Сказание о Майке Парусе

22
18
20
22
24
26
28
30

И снова скрипел откуда-то издалека, из красной тьмы, ржавый голос:

— Куда увел Чубыкин своих шабурников?

— Сколько в отряде человек?

— Сколько винтовок, ружей?

— Кто пишет листовки?

Черный глазок пистолетного дула мельтешит перед лицом, и временами, теряя сознание, Маркел видит рядом не крысиную мордочку Храпова, а красивого, упитанного подпоручика Савенюка...

* * *

Очнулся он в темном амбаре. Была ночь: сквозь щели в потолке сочился бледный свет, виднелись звезды.

Попробовал шевельнуть руками и ногами — вроде бы все цело, только саднит и тупо ноет. В голове тоже тупая чугунная боль. Но пытать уже вряд ли будут: утром казнь. Значит, ничего он не сказал, никого не выдал. От этой мысли стало легче. Выдержал. Не согнулся. Через какие муки, утраты и горечи шел к этому последнему испытанию! Значит, все пошло только на пользу: закалило, выжгло всю робость, и перед смертью он предстанет таким, каким мечтал себя видеть всю жизнь. Значит, есть в нем сила, которая сильнее самой смерти...

Одно только плохо — не доведется уже поговорить с друзьями-товарищами, близкими душами: Чубыкиным, Золоторенко, Кузьмой Сыромятниковым... Сколько жил вместе, бок о бок, а главного так и не сказал и ничего не успел написать из того главного.
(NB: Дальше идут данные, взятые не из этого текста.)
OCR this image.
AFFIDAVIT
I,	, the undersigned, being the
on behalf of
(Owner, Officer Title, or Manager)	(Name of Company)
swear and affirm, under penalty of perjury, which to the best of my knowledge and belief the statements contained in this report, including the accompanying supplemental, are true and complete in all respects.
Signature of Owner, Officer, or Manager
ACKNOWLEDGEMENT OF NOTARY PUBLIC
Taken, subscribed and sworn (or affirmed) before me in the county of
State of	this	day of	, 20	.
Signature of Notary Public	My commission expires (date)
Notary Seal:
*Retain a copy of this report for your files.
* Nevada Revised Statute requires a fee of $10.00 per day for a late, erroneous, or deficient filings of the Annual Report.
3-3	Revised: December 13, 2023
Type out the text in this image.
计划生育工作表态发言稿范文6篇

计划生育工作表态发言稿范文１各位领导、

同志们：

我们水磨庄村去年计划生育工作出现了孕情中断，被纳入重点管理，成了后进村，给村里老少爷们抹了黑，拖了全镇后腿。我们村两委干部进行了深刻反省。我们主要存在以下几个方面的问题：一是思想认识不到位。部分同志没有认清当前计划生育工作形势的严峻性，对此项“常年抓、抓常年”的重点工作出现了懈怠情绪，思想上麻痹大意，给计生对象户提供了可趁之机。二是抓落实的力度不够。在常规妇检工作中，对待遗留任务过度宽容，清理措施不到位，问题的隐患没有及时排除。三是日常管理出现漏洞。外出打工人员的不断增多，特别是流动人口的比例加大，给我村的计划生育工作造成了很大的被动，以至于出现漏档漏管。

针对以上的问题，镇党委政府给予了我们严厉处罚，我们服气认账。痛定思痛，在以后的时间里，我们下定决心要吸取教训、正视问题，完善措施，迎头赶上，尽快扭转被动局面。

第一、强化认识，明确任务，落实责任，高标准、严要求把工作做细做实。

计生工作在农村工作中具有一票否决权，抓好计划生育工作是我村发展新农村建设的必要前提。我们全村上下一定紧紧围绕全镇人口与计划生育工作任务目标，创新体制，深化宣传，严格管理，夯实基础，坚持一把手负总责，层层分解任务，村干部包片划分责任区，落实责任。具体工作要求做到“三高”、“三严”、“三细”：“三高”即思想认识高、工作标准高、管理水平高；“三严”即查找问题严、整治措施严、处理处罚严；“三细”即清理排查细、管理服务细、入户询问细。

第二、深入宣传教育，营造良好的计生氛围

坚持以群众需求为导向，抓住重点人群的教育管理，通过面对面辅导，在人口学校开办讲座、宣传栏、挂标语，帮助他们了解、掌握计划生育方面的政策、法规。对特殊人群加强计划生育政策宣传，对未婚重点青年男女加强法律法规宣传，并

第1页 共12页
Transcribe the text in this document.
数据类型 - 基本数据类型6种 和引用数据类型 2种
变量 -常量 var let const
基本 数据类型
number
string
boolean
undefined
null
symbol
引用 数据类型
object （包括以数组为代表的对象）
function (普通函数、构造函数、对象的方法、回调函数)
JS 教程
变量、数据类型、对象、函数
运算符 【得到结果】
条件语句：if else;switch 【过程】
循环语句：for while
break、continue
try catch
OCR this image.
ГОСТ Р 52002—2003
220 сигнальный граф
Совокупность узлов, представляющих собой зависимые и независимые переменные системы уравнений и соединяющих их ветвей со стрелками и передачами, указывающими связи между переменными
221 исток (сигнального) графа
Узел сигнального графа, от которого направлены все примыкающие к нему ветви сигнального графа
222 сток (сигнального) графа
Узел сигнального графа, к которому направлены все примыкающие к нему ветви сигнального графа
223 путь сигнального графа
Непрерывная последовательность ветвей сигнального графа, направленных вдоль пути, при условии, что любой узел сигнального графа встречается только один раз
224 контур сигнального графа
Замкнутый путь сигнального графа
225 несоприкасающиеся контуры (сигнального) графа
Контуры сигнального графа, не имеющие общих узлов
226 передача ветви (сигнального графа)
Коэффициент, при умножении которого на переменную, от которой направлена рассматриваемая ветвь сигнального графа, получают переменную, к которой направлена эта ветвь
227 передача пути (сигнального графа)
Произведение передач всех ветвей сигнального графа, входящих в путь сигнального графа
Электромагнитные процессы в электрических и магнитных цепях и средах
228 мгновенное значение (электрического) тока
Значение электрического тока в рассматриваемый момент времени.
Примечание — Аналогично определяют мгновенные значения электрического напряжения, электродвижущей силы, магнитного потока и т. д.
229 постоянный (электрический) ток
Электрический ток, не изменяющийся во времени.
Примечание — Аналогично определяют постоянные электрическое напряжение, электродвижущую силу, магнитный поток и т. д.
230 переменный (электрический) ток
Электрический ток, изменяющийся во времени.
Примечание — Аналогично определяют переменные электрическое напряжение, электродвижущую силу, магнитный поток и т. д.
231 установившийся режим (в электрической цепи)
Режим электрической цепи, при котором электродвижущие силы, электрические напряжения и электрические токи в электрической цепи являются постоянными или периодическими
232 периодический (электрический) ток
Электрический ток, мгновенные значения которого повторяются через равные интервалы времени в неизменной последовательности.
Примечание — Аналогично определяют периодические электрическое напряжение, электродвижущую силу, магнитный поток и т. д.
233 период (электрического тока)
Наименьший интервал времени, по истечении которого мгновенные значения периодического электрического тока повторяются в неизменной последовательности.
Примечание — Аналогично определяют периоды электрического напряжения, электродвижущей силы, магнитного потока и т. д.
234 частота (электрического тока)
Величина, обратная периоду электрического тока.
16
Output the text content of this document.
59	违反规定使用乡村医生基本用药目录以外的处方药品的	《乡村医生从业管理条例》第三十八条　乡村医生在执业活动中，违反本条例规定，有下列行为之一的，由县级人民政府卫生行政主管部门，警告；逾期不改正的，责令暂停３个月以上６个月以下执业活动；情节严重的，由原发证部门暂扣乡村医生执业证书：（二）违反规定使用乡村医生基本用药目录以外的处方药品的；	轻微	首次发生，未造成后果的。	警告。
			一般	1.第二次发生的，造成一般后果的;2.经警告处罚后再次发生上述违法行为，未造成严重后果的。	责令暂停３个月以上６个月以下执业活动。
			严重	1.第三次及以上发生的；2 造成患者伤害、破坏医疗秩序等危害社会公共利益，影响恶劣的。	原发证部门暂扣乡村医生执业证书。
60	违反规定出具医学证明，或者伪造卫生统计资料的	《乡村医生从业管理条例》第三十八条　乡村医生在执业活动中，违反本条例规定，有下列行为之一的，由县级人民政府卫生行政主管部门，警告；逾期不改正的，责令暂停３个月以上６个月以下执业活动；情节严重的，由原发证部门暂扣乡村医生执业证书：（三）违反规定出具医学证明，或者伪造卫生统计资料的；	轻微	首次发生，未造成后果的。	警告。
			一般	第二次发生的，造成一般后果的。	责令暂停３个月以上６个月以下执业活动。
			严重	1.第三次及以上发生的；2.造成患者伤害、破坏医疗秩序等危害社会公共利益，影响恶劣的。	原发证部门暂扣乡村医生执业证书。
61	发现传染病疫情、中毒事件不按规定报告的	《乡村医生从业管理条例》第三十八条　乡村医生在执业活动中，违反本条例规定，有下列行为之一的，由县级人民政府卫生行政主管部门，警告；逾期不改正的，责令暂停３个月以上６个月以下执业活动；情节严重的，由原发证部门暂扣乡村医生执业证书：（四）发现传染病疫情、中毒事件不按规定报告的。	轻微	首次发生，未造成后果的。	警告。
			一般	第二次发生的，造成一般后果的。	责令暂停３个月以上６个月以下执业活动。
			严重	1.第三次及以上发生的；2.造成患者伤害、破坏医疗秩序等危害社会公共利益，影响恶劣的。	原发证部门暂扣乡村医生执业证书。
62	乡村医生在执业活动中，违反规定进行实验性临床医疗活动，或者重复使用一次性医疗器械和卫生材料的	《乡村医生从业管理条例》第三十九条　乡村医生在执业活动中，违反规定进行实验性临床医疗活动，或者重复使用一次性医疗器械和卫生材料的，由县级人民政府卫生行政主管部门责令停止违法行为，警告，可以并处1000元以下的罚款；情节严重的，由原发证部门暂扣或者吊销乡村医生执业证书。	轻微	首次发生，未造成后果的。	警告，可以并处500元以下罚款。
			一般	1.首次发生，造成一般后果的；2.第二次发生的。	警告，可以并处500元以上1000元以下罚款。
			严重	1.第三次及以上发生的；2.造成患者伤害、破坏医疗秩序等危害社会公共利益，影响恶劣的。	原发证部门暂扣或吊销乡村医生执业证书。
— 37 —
Где теперь отряд, и все ли живы, и помнят ли о нем, и знают ли о его злосчастной участи? Наверное, партизаны подбираются уже к далекой таежной деревне Межовке, и там Иван Савватеевич, к которому испытывал последнее время Маркел родственные, сыновние чувства, снова развернется во всю ширь: спокойный и мудрый, соберет под свое могучее крыло сотни и тысячи униженных, обездоленных и поведет их в последний, решительный бой...

Но нет, он и в эту последнюю свою ночь не был одинок и забыт в глухом темном амбаре.

Первым пришел к нему самый близкий и родной человек — мать. Маркел узнал ее по голосу, по глухим рыданиям за дверью, когда умоляла она часовых впустить на минутку к сыну, чтобы проститься с ним. Ксения Семеновна ползала в ногах у солдат, а они ругались, пинали ее и били прикладами, пока не прогнали прочь...

Вторым пришел крестный отец, Григорий Духонин. Он пошушукался с часовыми, которые, чиркая спичками, долго разбирали какую-то записку, потом открыли дверь. Поп шагнул в темноту амбара, и дверь за ним с противным скрипом, похожим на вороний вскрик, снова затворилась.

Отец Григорий вытащил из кармана огарок свечи, чиркнул спичкой. Трепетный огонек деловито приладил на оглобле перевернутых в углу саней, отыскал чурбак, перетащил его поближе к лежавшему на гнилой соломе Маркелу, уселся поудобнее, — видно располагался надолго.

Маркел повернулся к нему, в ответ на приветствие шевельнул разбитыми губами.

— Что же, сын мой, вот и пришел твой черед держать ответ перед богом и перед людьми, — голос отца Григория звучал кротко, с бесконечной печалью. — Упреждал я тебя: не ходи в это полымя адово, не дай совратить себя антихристам. Не послушал... Так послушай теперь хоть совета моего: ты и на свете еще не жил, мученик господний, а утром... Не противься, не гневи господа, скажи им, что требуют от тебя, и за то даруют они тебе жизнь.

Мягко, убаюкивающе звучал бархатный голос. Так бы слушал и слушал... Но когда до Маркела стал доходить сквозь вязкий туман страшный смысл сказанного, он снова, как на допросе, почувствовал гудящую боль в голове, а во рту — соленый привкус крови. По сути, отец Григорий требовал от него то же, что и поручик Храпов, только не бил по раненой ноге, а истязал кровоточащую душу.

Маркел приподнялся на локтях, собрался с силами. Сказал, трудно вылепливая слова разбитыми губами:

— Не понимаю вас, батюшка... Раньше, помнится, пеклись вы о спасении каждой христианской души... Теперь, спасая меня одного, научаете, чтобы я предал и загубил сотни невинных душ...

— Невинных? — голос отца Григория стал наливаться гневом. — Антихристы они, твои товарищи! Взбаламутили народ смутой дьявольской — сын отца, брат брата готовы зубами загрызть! Теперь только уразумел я: пока жив хоть один большевик — не остановить на земле кровопролития.